Still with reference to FIG. 1, the distance 56 between the remote circuit board 50 and the easily replaceable ignition module 18 in an environment such as a gas appliance 10 should be large enough to adequately protect the circuits on the board 50 from EMI. Sufficient EMI protection for sensitive circuits may require that the distance between the remote circuit board 50 and the module 18 be greater than one or two inches, and preferably one foot or more. The distance required will generally increase as the high voltage electrodes 36 and 38 are routed increasingly parallel to sensitive conductors, or the voltage applied to the spark electrode 36 is increased. The required distance may decrease to the extent that the circuit board 50 is shielded from the module 18.
When a spark is required, the ignitor circuit 20 applies a low voltage input pulse over the conductors 22 and 24 to the inputs 52 and 54 of the step up transformer 34. In response to the low voltage input pulse on the conductors 22 and 24, the step up transformer 34 applies on the spark electrode 36 a high voltage pulse which forces a spark from the spark electrode 36 to the grounded electrode 38.
In an alternate embodiment, the spark ignitor of the present invention can be used as a direct replacement for a hot surface ignitor.

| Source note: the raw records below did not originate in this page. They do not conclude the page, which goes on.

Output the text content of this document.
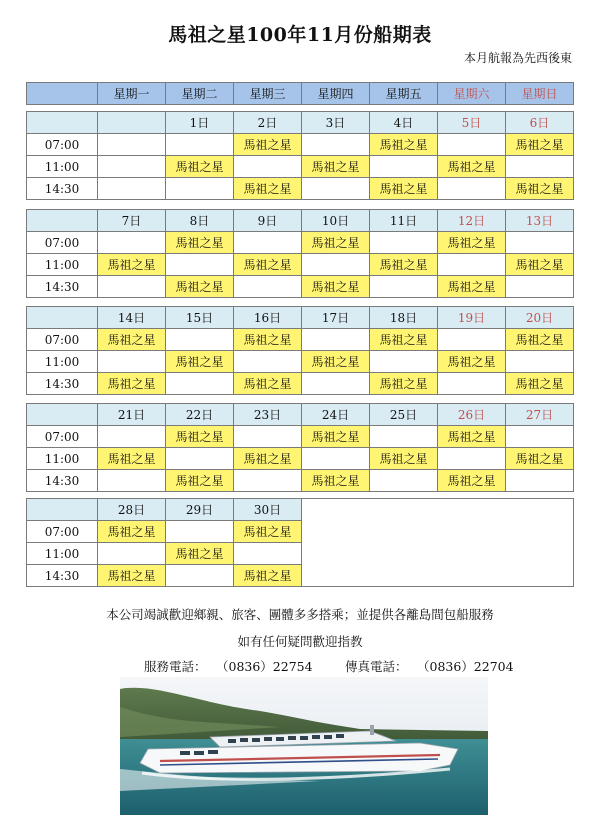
馬祖之星100年11月份船期表
本月航報為先西後東
	星期一	星期二	星期三	星期四	星期五	星期六	星期日
		1日	2日	3日	4日	5日	6日
07:00			馬祖之星		馬祖之星		馬祖之星
11:00		馬祖之星		馬祖之星		馬祖之星	
14:30			馬祖之星		馬祖之星		馬祖之星
	7日	8日	9日	10日	11日	12日	13日
07:00		馬祖之星		馬祖之星		馬祖之星	
11:00	馬祖之星		馬祖之星		馬祖之星		馬祖之星
14:30		馬祖之星		馬祖之星		馬祖之星	
	14日	15日	16日	17日	18日	19日	20日
07:00	馬祖之星		馬祖之星		馬祖之星		馬祖之星
11:00		馬祖之星		馬祖之星		馬祖之星	
14:30	馬祖之星		馬祖之星		馬祖之星		馬祖之星
	21日	22日	23日	24日	25日	26日	27日
07:00		馬祖之星		馬祖之星		馬祖之星	
11:00	馬祖之星		馬祖之星		馬祖之星		馬祖之星
14:30		馬祖之星		馬祖之星		馬祖之星	
	28日	29日	30日	
07:00	馬祖之星		馬祖之星	
11:00		馬祖之星		
14:30	馬祖之星		馬祖之星	
本公司竭誠歡迎鄉親、旅客、團體多多搭乘；並提供各離島間包船服務
如有任何疑問歡迎指教
服務電話： （0836）22754	傳真電話： （0836）22704
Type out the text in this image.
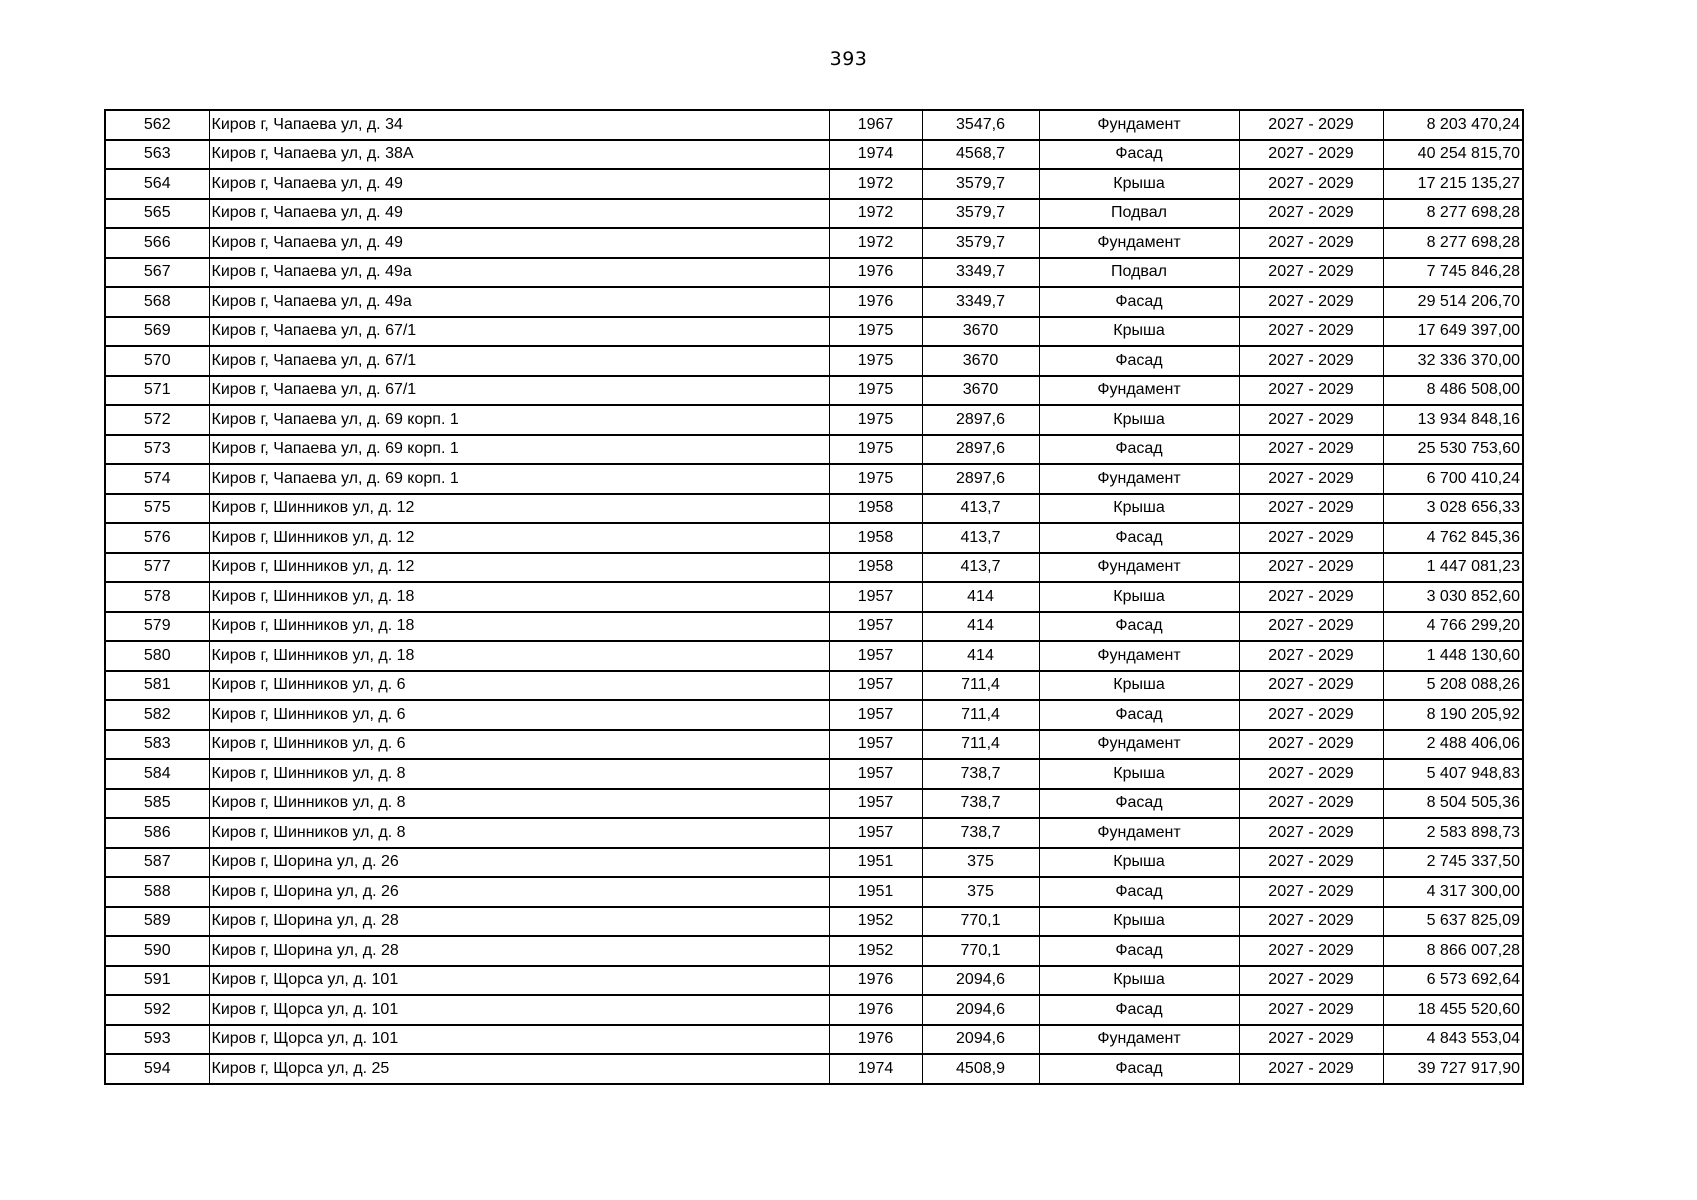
393
562	Киров г, Чапаева ул, д. 34	1967	3547,6	Фундамент	2027 - 2029	8 203 470,24
563	Киров г, Чапаева ул, д. 38А	1974	4568,7	Фасад	2027 - 2029	40 254 815,70
564	Киров г, Чапаева ул, д. 49	1972	3579,7	Крыша	2027 - 2029	17 215 135,27
565	Киров г, Чапаева ул, д. 49	1972	3579,7	Подвал	2027 - 2029	8 277 698,28
566	Киров г, Чапаева ул, д. 49	1972	3579,7	Фундамент	2027 - 2029	8 277 698,28
567	Киров г, Чапаева ул, д. 49а	1976	3349,7	Подвал	2027 - 2029	7 745 846,28
568	Киров г, Чапаева ул, д. 49а	1976	3349,7	Фасад	2027 - 2029	29 514 206,70
569	Киров г, Чапаева ул, д. 67/1	1975	3670	Крыша	2027 - 2029	17 649 397,00
570	Киров г, Чапаева ул, д. 67/1	1975	3670	Фасад	2027 - 2029	32 336 370,00
571	Киров г, Чапаева ул, д. 67/1	1975	3670	Фундамент	2027 - 2029	8 486 508,00
572	Киров г, Чапаева ул, д. 69 корп. 1	1975	2897,6	Крыша	2027 - 2029	13 934 848,16
573	Киров г, Чапаева ул, д. 69 корп. 1	1975	2897,6	Фасад	2027 - 2029	25 530 753,60
574	Киров г, Чапаева ул, д. 69 корп. 1	1975	2897,6	Фундамент	2027 - 2029	6 700 410,24
575	Киров г, Шинников ул, д. 12	1958	413,7	Крыша	2027 - 2029	3 028 656,33
576	Киров г, Шинников ул, д. 12	1958	413,7	Фасад	2027 - 2029	4 762 845,36
577	Киров г, Шинников ул, д. 12	1958	413,7	Фундамент	2027 - 2029	1 447 081,23
578	Киров г, Шинников ул, д. 18	1957	414	Крыша	2027 - 2029	3 030 852,60
579	Киров г, Шинников ул, д. 18	1957	414	Фасад	2027 - 2029	4 766 299,20
580	Киров г, Шинников ул, д. 18	1957	414	Фундамент	2027 - 2029	1 448 130,60
581	Киров г, Шинников ул, д. 6	1957	711,4	Крыша	2027 - 2029	5 208 088,26
582	Киров г, Шинников ул, д. 6	1957	711,4	Фасад	2027 - 2029	8 190 205,92
583	Киров г, Шинников ул, д. 6	1957	711,4	Фундамент	2027 - 2029	2 488 406,06
584	Киров г, Шинников ул, д. 8	1957	738,7	Крыша	2027 - 2029	5 407 948,83
585	Киров г, Шинников ул, д. 8	1957	738,7	Фасад	2027 - 2029	8 504 505,36
586	Киров г, Шинников ул, д. 8	1957	738,7	Фундамент	2027 - 2029	2 583 898,73
587	Киров г, Шорина ул, д. 26	1951	375	Крыша	2027 - 2029	2 745 337,50
588	Киров г, Шорина ул, д. 26	1951	375	Фасад	2027 - 2029	4 317 300,00
589	Киров г, Шорина ул, д. 28	1952	770,1	Крыша	2027 - 2029	5 637 825,09
590	Киров г, Шорина ул, д. 28	1952	770,1	Фасад	2027 - 2029	8 866 007,28
591	Киров г, Щорса ул, д. 101	1976	2094,6	Крыша	2027 - 2029	6 573 692,64
592	Киров г, Щорса ул, д. 101	1976	2094,6	Фасад	2027 - 2029	18 455 520,60
593	Киров г, Щорса ул, д. 101	1976	2094,6	Фундамент	2027 - 2029	4 843 553,04
594	Киров г, Щорса ул, д. 25	1974	4508,9	Фасад	2027 - 2029	39 727 917,90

FIG. 2 shows a prior art hot surface ignitor assembly 68 which receives power from a power source 70 by means of lines 72. The hot ignitor 74 ignites gas in a gas furnace or the like.
The alternative embodiment of the present invention is shown in FIG. 3 where the same power source 70 and the same electrical lines 72 are present but the hot surface ignitor 74 is removed. In its place a spark ignitor 76 in accordance with the present invention is substituted. Power is supplied from the source of power 70 over the electrical lines 72 through electrical lines 80 to a power supply 78. The power supply 78 transfers the power through electrical lines 82 to the remote ignition circuitry 20. Similarly to the preferred embodiment, the remote ignition circuitry 20 controls a spark ignition module 18 including a step up transformer 34, a positive spark electrode 36 and a grounded spark electrode 38 to ignite gas eminating from a burner 16. The alternative embodiment functions similarly to the preferred embodiment, has the same EMI advantages, and acts as a direct replacement to a hot surface ignitor.